Dynamical Poles in Non-Hermitian Impurity Scattering
Ao Yang, Kai Zhang, Chen Fang

TL;DR
This paper reveals that in non-Hermitian impurity scattering, late-time dynamics are governed by complex frequencies called dynamical poles, which differ from static bound states and are determined by the Green's function's analytic structure.
Contribution
It introduces the concept of dynamical poles in non-Hermitian systems and shows their role in organizing real-time impurity scattering beyond static bound states.
Findings
Dynamical poles can exist without static bound states.
Late-time signals are controlled by complex frequencies from Green's function.

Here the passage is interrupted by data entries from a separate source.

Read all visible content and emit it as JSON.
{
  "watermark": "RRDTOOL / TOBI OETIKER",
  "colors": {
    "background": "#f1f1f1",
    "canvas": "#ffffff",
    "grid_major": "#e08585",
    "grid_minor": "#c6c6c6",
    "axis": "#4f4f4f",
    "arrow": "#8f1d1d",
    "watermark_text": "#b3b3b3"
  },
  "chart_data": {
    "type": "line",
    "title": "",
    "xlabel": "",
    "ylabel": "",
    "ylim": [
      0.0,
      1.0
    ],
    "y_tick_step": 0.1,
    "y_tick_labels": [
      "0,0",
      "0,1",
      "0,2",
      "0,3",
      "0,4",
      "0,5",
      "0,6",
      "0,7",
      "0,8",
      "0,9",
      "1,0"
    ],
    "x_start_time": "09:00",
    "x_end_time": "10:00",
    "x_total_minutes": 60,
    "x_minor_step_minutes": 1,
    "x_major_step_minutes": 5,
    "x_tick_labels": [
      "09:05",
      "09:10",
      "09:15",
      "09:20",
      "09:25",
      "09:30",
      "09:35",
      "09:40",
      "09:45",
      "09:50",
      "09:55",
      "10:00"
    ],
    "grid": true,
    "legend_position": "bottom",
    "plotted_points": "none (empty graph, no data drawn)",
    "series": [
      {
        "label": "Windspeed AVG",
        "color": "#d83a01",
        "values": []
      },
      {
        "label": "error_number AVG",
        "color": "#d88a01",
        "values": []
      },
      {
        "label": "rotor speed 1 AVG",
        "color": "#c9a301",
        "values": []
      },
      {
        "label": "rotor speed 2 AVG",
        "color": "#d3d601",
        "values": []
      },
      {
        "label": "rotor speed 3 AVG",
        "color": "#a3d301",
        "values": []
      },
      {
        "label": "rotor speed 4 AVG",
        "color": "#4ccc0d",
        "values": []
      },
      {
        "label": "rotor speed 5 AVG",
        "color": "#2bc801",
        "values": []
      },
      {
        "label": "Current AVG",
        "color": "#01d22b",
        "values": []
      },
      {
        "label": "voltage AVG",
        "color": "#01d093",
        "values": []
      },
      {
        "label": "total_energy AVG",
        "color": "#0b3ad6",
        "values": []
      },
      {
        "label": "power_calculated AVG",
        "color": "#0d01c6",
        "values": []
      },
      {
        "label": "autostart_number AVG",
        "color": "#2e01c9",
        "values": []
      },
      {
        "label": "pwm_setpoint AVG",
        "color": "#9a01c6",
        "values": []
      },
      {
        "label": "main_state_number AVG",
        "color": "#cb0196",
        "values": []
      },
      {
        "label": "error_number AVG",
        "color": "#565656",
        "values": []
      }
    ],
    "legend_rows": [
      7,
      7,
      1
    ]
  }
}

The real-time Green's function structure governs non-Hermitian impurity scattering.
Abstract
In Hermitian impurity scattering, each isolated late-time exponential is the fingerprint of a bound state. We show that this correspondence breaks down in non-Hermitian bands. For a single impurity in a non-Hermitian lattice, the late-time signal is controlled by isolated complex frequencies selected by the analytic continuation of the Green's function relevant to real-time dynamics, which we term dynamical poles (DPs). DPs need not coincide with static bound states: one may appear without any bound-state counterpart, while a static bound state may be dynamically invisible. The remainder of the signal is an incoherent background set by complex continuum edges. Our results establish that the real-time analytic structure of the Green's function, not the static eigenvalue problem alone, organizes non-Hermitian impurity scattering.